Juxtaposition 1: paintings made by artist-autodidact Konrad Zuse, computer prototypes he developed as an engineer, and installation by artist David Link. Orangerie.

Juxtaposition 2: Vitrine containing objects destroyed in Lebanese Civil War and palette knife of painter Etel Adnan. 'The Brain'.

The Fridericianum was itself the location for a narrative deployment of preexisitng art, commissioned art, and non-art, in order to melodramatically illustrate the Documenta 13 theme of “collapse and recovery.” Visitors entered the main building of the Documenta to find exhibition spaces left empty and nearly empty (perhaps a relief for the eyes, but more a cliché of contemporary art than a surprise fifty-five years since Yves Klein's exhibition at galerie Colette Allendy). In one wing: a sparse re-presentation of works by a deceased artist at the same location fifty-three years later. In the other wing (placed in a vitrine): an apologetic letter of refusal to take part in Documenta 13 by another artist, who is on a first-name basis with the curator, and riven by “great doubt about how to continue with myself.” The two wings bridged by a breeze-as-site-specific-artwork by a third artist, with the Documenta “welcome” text by Christov-Bakargiev establishing the tone.
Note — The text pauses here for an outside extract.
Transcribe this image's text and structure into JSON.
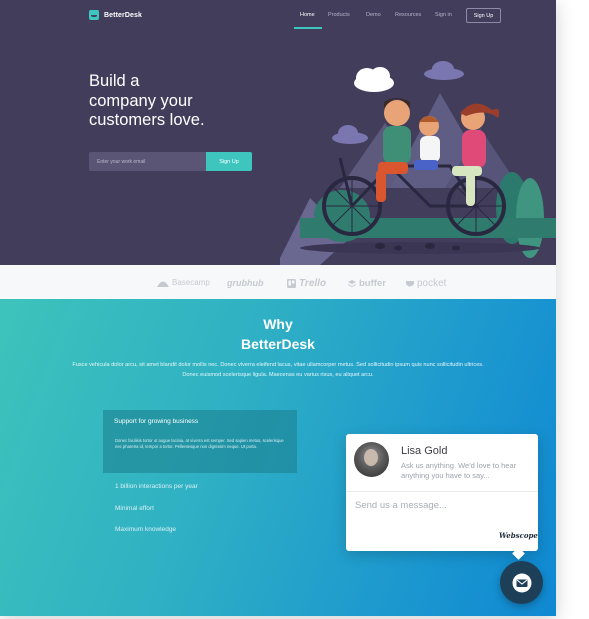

The resulting topography was less an exhibition of different positions than an orchestration along the theme of the “fresh start.” Visitors were rewarded for optimistic resolution (“recovery”) if they went forth – through the emptiness – to the rooms full of art, while retaining a sense of apprehension from crises past (“collapse”).

Kai Altoff letter in vitrine. Fridericianum
The authorial power of the curator to put any given X into relation with any given Y also extended to people and their realms of activity: Documenta 13 included a high-water mark number of non-artists in the exhibition (14), even sometimes labeled “artists” on exhibition panels, in contradiction with their attribution in the catalogue and on the website (such was the case of biologist Kristina Buch at the Documenta Halle).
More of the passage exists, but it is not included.